Similarly, MST Marquee’s senior energy analyst Saul Kavonic posited that should OPEC+ unwind cuts without regard to demand, it would “effectively amount to a price war over market share that could send oil to lows not seen since Covid.”
However, the alliance is more likely to opt for a gradual unwinding early next year, compared to a full scale and immediate one, the analysts said.
Should the producers group proceed with their production plan, the market surplus could nearly double.
Martoccia Francesco
Energy strategist at Citi
The oil cartel has been exercising discipline in maintaining its voluntary output cuts, to the point of extending them.
In September, OPEC+ postponed plans to begin gradually rolling back on the 2.2 million barrels per day of voluntary cuts by two months in an effort to stem the slide of oil prices. The 2.2 million bpd cut, which was implemented over the second and third quarters, had been due to expire at the end of September.
At the start of this month, the oil cartel again decided to delay the planned oil output increase by another month to the end of December.
Oil prices have been weighed by a sluggish post-Covid recovery in demand from China, the world’s second-largest economy and leading crude oil importer. In its monthly report released Tuesday, OPEC lowered its 2025 global oil demand growth forecast from 1.6 million barrels per day to 1.5 million barrels per day.
The pressured prices were also conflagrated by a perceivably oversupplied market, especially as key oil producers outside the OPEC alliance like the U.S., Canada, Guyana and Brazil are also planning to add supply, Gloystein highlighted.
Bearish year ahead for oil
The market consensus is that there’ll be a “substantial” oil stock build next year, said Citibank energy strategist Martoccia Francesco.

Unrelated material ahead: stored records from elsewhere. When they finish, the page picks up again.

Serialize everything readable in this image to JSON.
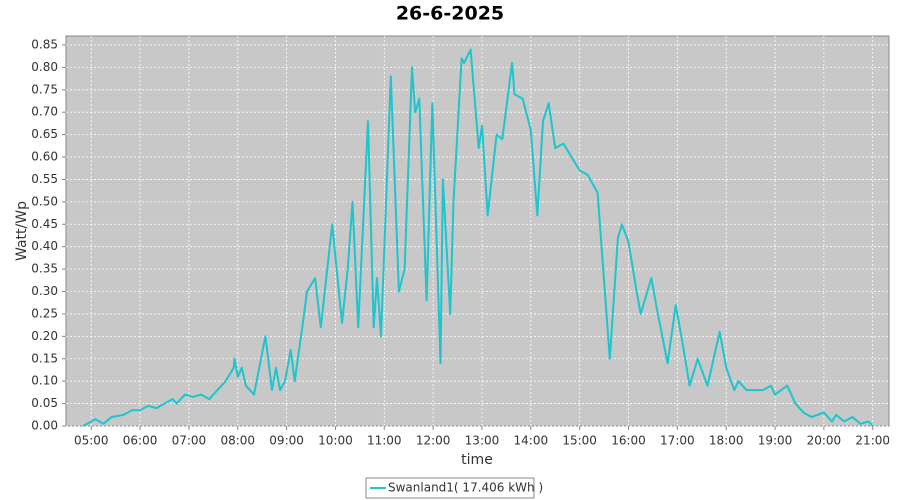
{
  "chart_data": {
    "type": "line",
    "title": "26-6-2025",
    "x_label": "time",
    "y_label": "Watt/Wp",
    "xlim": [
      "04:29",
      "21:20"
    ],
    "xticks": [
      "05:00",
      "06:00",
      "07:00",
      "08:00",
      "09:00",
      "10:00",
      "11:00",
      "12:00",
      "13:00",
      "14:00",
      "15:00",
      "16:00",
      "17:00",
      "18:00",
      "19:00",
      "20:00",
      "21:00"
    ],
    "ylim": [
      0,
      0.87
    ],
    "yticks": [
      {
        "value": 0,
        "label": "0.00"
      },
      {
        "value": 0.05,
        "label": "0.05"
      },
      {
        "value": 0.1,
        "label": "0.10"
      },
      {
        "value": 0.15,
        "label": "0.15"
      },
      {
        "value": 0.2,
        "label": "0.20"
      },
      {
        "value": 0.25,
        "label": "0.25"
      },
      {
        "value": 0.3,
        "label": "0.30"
      },
      {
        "value": 0.35,
        "label": "0.35"
      },
      {
        "value": 0.4,
        "label": "0.40"
      },
      {
        "value": 0.45,
        "label": "0.45"
      },
      {
        "value": 0.5,
        "label": "0.50"
      },
      {
        "value": 0.55,
        "label": "0.55"
      },
      {
        "value": 0.6,
        "label": "0.60"
      },
      {
        "value": 0.65,
        "label": "0.65"
      },
      {
        "value": 0.7,
        "label": "0.70"
      },
      {
        "value": 0.75,
        "label": "0.75"
      },
      {
        "value": 0.8,
        "label": "0.80"
      },
      {
        "value": 0.85,
        "label": "0.85"
      }
    ],
    "grid": true,
    "legend": "bottom",
    "background": "#c8c8c8",
    "x": [
      "04:50",
      "05:00",
      "05:05",
      "05:15",
      "05:25",
      "05:40",
      "05:50",
      "06:00",
      "06:10",
      "06:20",
      "06:30",
      "06:40",
      "06:45",
      "06:55",
      "07:05",
      "07:15",
      "07:25",
      "07:35",
      "07:45",
      "07:55",
      "07:56",
      "08:00",
      "08:05",
      "08:10",
      "08:20",
      "08:34",
      "08:42",
      "08:47",
      "08:52",
      "08:58",
      "09:05",
      "09:10",
      "09:20",
      "09:25",
      "09:35",
      "09:42",
      "09:56",
      "10:08",
      "10:15",
      "10:21",
      "10:28",
      "10:40",
      "10:47",
      "10:51",
      "10:56",
      "11:08",
      "11:18",
      "11:25",
      "11:34",
      "11:38",
      "11:43",
      "11:52",
      "11:59",
      "12:09",
      "12:12",
      "12:21",
      "12:25",
      "12:35",
      "12:38",
      "12:46",
      "12:56",
      "13:00",
      "13:07",
      "13:18",
      "13:25",
      "13:37",
      "13:40",
      "13:50",
      "14:00",
      "14:08",
      "14:15",
      "14:22",
      "14:30",
      "14:40",
      "14:50",
      "15:00",
      "15:10",
      "15:22",
      "15:37",
      "15:47",
      "15:52",
      "16:00",
      "16:10",
      "16:15",
      "16:28",
      "16:35",
      "16:48",
      "16:58",
      "17:05",
      "17:15",
      "17:25",
      "17:37",
      "17:52",
      "18:00",
      "18:10",
      "18:15",
      "18:25",
      "18:45",
      "18:55",
      "19:00",
      "19:15",
      "19:25",
      "19:35",
      "19:45",
      "20:00",
      "20:10",
      "20:15",
      "20:25",
      "20:35",
      "20:45",
      "20:55",
      "21:00"
    ],
    "series": [
      {
        "name": "Swanland1( 17.406 kWh )",
        "color": "#1cc6cc",
        "values": [
          0,
          0.01,
          0.015,
          0.005,
          0.02,
          0.025,
          0.035,
          0.035,
          0.045,
          0.04,
          0.05,
          0.06,
          0.05,
          0.07,
          0.065,
          0.07,
          0.06,
          0.08,
          0.1,
          0.13,
          0.15,
          0.11,
          0.13,
          0.09,
          0.07,
          0.2,
          0.08,
          0.13,
          0.08,
          0.1,
          0.17,
          0.1,
          0.23,
          0.3,
          0.33,
          0.22,
          0.45,
          0.23,
          0.35,
          0.5,
          0.22,
          0.68,
          0.22,
          0.33,
          0.2,
          0.78,
          0.3,
          0.35,
          0.8,
          0.7,
          0.73,
          0.28,
          0.72,
          0.14,
          0.55,
          0.25,
          0.5,
          0.82,
          0.81,
          0.84,
          0.62,
          0.67,
          0.47,
          0.65,
          0.64,
          0.81,
          0.74,
          0.73,
          0.66,
          0.47,
          0.68,
          0.72,
          0.62,
          0.63,
          0.6,
          0.57,
          0.56,
          0.52,
          0.15,
          0.42,
          0.45,
          0.41,
          0.3,
          0.25,
          0.33,
          0.26,
          0.14,
          0.27,
          0.2,
          0.09,
          0.15,
          0.09,
          0.21,
          0.13,
          0.08,
          0.1,
          0.08,
          0.08,
          0.09,
          0.07,
          0.09,
          0.05,
          0.03,
          0.02,
          0.03,
          0.01,
          0.025,
          0.01,
          0.02,
          0.005,
          0.01,
          0
        ]
      }
    ]
  }
}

“Should the producers group proceed with their production plan, the market surplus could nearly double… reaching as much as 1.6 million barrels per day,” said Francesco.
Even if OPEC+ doesn’t unwind the cuts, the future ofl prices is still looking break. Citi analysts expect Brent price to average $60 per barrel next year.
Further fueling the bearish outlook is the incoming administration of U.S. President-elect Donald Trump, whose return is associated by some with a potential trade war, said analysts who spoke to CNBC.
“If we do get a trade war — and a lot of economists think that a trade war is possible, and particularly against China — we could see much, much lower prices,” said OPIS’ Kloza.
For that to happen to retail gasoline prices, oil would need to drop to “below $40” per barrel, said Matt Smith, Kpler’s lead oil analyst.
Right now, retail gasoline prices are at a “sweet spot” at $3 per gallon, where consumers do not feel the pinch and input prices are still sufficiently high for producers, Smith added.